City Neighbors: How Close is Too Close

The person across the driveway has hung coverings on her kitchen windows. Not curtains, maybe towels.

Her other windows are bare and so are the rooms, but there are things in her kitchen, the normal things like cupboards and a stove, but also a bird in a very large cage that sits at another window.

The house next door is a duplex with an upper and a lower. We know the people who live upstairs but not the new tenant downstairs. We’ve not met but our kitchens have been friends for, oh what, forty years. This is the first time the windows have been covered.

I wonder if she put up the window coverings because she was tired of watching me line dance in my kitchen while I wait for the eggs to boil. Or maybe she was disgusted by my stealthily eating huge tablespoonfuls of my remarkable scalloped potatoes and then wiping my chin with my denim shirt.

Maybe she thought I was looking at her. That could prompt her wanting to cover up. I’d be surprised by that since I am mindful of looking at neighbors, figuring everyone wants to believe they live on ten acres surrounded by rolling hills and plenty of trees. I myself feel that way, except I don’t. I like having neighbors, someone to greet, someone to wave to, though I’m not much for conversation.

The neighbor on our other side is middle-aged but we have known him since he was a boy. He irks us with his massive pile of cardboard boxes just outside his back door but then surprises with acts of kindness like bringing over a bowl of tomatoes or a gadget he thought we’d appreciate. “I thought you might want to use this,” he’ll say. Once when our kids were little, they had a water fight with that neighbor that involved him taking the screen off his upstairs window and dumping buckets of water on them while they fired at him with squirt guns.

He leaves his backdoor ajar so his big hound can come and go and he doesn’t have to get up every time she barks. I like that. It feels homey, like he trusts that no one’s going to come up on his little porch and steal the jars of spaghetti sauce he has cooling on the railing. He doesn’t have curtains on his kitchen window just a row of Christmas cards on the sill.

We live in a big city where the lots are very narrow. We are separated from each neighbor by about the width of a driveway. We could take a rope and string a large American flag between our two houses. I know this because this is something we’ve done. We are used to close quarters and have learned to not be bothered by the proximity of others.

Still, that the one neighbor’s kitchen windows are now covered gives me pause. She’s probably not from here. Still, when I see her in person, maybe in the spring, I will be sure to introduce myself and compliment her bird, that is, if I can get a closer look.

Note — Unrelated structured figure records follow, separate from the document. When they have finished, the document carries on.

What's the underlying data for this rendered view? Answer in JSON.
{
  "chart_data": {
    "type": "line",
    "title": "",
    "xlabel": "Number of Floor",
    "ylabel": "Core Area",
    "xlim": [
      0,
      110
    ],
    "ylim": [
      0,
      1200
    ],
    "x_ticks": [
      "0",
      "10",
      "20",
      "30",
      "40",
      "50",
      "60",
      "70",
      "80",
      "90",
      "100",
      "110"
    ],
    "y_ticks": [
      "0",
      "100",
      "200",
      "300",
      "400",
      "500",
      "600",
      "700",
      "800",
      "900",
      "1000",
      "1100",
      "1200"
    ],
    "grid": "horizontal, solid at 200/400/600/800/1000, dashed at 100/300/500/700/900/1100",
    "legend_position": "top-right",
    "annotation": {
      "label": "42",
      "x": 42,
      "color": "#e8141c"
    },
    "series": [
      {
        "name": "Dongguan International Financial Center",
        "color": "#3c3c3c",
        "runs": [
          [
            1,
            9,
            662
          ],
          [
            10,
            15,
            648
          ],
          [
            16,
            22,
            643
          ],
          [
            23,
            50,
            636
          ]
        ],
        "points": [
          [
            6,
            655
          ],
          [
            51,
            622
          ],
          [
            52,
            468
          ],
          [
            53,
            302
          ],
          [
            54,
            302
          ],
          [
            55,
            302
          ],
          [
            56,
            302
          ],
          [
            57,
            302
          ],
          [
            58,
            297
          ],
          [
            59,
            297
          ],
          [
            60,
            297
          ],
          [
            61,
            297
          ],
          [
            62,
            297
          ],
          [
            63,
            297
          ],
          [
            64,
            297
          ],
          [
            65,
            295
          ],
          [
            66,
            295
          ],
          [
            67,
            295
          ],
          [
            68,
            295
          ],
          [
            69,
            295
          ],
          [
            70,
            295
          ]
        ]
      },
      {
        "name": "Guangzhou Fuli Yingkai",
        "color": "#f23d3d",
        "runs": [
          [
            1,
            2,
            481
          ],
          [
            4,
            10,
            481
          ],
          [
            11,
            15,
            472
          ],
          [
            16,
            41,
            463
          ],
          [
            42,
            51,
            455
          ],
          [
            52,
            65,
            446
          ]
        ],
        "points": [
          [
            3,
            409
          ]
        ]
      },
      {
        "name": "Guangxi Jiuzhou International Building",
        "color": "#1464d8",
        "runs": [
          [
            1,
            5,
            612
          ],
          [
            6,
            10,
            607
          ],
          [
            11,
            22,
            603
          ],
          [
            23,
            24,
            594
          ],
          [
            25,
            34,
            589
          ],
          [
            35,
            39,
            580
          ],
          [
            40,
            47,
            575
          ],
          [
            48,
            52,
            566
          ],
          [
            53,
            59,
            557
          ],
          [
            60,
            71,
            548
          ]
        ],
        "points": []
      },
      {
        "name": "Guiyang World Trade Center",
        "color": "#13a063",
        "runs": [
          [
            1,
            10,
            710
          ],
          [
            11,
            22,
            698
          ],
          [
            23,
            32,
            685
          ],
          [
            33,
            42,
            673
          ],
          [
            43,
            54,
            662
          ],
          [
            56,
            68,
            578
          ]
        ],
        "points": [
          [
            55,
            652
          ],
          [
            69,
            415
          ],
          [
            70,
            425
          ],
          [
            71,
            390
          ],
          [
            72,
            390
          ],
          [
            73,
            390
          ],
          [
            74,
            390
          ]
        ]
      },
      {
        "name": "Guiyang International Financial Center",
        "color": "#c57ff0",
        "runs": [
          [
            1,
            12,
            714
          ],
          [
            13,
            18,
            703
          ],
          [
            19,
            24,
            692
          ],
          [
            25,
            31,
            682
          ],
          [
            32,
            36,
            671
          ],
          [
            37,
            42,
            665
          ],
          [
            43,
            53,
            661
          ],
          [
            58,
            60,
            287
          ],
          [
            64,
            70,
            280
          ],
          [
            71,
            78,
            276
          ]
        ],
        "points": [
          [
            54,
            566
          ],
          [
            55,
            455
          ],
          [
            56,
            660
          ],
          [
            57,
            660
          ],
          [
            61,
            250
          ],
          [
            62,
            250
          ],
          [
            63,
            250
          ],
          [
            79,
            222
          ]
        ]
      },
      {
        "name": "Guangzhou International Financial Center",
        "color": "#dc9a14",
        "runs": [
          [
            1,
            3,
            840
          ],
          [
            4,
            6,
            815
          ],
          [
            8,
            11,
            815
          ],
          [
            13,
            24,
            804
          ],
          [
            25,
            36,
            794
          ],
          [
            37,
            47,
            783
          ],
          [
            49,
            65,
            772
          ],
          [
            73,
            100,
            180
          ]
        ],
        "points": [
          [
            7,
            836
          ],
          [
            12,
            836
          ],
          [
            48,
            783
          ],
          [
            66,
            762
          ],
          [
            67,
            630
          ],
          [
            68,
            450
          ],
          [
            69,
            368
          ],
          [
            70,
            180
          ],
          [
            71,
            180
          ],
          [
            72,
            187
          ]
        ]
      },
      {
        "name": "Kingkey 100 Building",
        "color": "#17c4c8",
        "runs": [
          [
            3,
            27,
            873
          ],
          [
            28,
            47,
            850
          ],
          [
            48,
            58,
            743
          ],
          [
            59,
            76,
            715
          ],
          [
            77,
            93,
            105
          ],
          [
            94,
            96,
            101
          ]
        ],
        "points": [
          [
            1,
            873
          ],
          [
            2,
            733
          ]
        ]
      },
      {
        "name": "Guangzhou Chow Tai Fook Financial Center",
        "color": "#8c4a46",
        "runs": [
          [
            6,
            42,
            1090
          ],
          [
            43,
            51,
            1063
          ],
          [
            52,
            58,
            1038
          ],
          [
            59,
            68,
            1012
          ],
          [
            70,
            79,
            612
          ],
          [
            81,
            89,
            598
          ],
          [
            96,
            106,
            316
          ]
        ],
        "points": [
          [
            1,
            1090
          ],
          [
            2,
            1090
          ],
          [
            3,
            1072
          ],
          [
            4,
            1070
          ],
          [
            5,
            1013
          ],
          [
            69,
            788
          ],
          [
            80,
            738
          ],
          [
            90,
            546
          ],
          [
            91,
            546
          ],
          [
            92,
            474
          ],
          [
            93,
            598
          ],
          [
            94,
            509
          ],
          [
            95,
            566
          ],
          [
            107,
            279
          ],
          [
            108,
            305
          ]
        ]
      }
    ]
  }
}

2 Comments on “City Neighbors: How Close is Too Close

  1. I live in a small, old community. 95% of the homes I pass on my walks NEVER open their curtains. Every window is shuttered and I wonder how they live like that with no views. Not the trees or the sky or the birds, or even the occasional neighbor next door. And then I wonder what the hell they are doing inside those closed off homes…

  2. I think she probably came from a community where everyone had covered windows or is not used to living close to others. or someone has made her afraid.